I want to create gene data-set (as big as possible), hence I am using several gene annotations. However, genes in different annotations overlap (it's the same gene). For reducing biases I overlap different annotations and if genes overlap leave only one gene.
Question:
To ensure this overlap I was thinking to expand gene coordinates - is this necessary? If so, how big extension should be (5bp/100bp)?
Example:
Want to create lncRNA data-set (in the following steps it will be used to search for genomic features).
Input:
- GENCODE lncRNA annotation (version 18 - 04/09/2013);
- Cabili lncRNA annotation (Cabili et al., 2011 (CSHLP)).
Workflow:
- Extract GENCODE genes start/end coordinates;
- Extract Cabili genes start/end coordinates;
- Extend Cabili coordinates ( -/+ nbp );
- Use BedTools intersect;
- If genes intersect leave GENCODE gene (as it's a newer annotation (though this step is really subjective)).

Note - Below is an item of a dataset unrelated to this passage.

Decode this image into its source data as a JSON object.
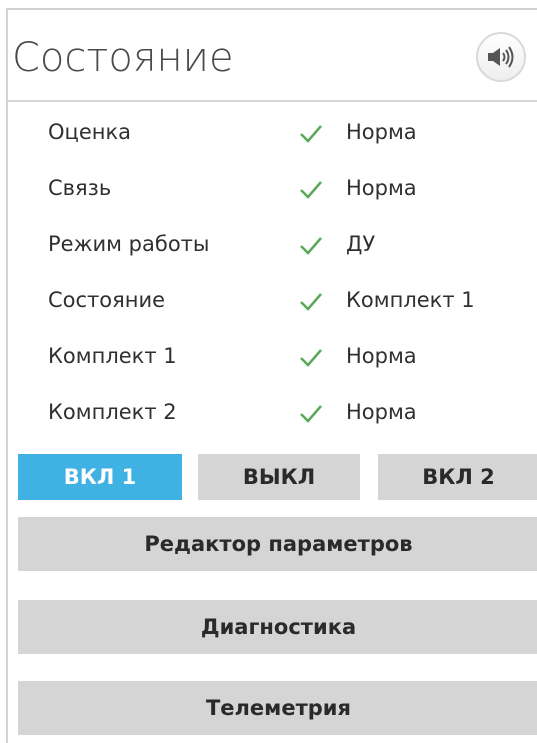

I do realize that this extension question depends on the situation and how reliable annotation is, but still hope that someone could suggest something.
What do you plan on doing with this dataset?
I updated my question: "in the following steps it will be used to search for genomic features"
You should think about what you exactly will want to do with these features. For RNA-seq? For wetlab (primers/probes..)? For phylogenetic studies? Your strategy of how you want to merge the features might be different for these purposes. There probably isn't one single method of merging these annotations that will be good for all purposes.
This should be simply enrichment analysis for any feature (e.g., sequence motif, chromatin modification, repeat count).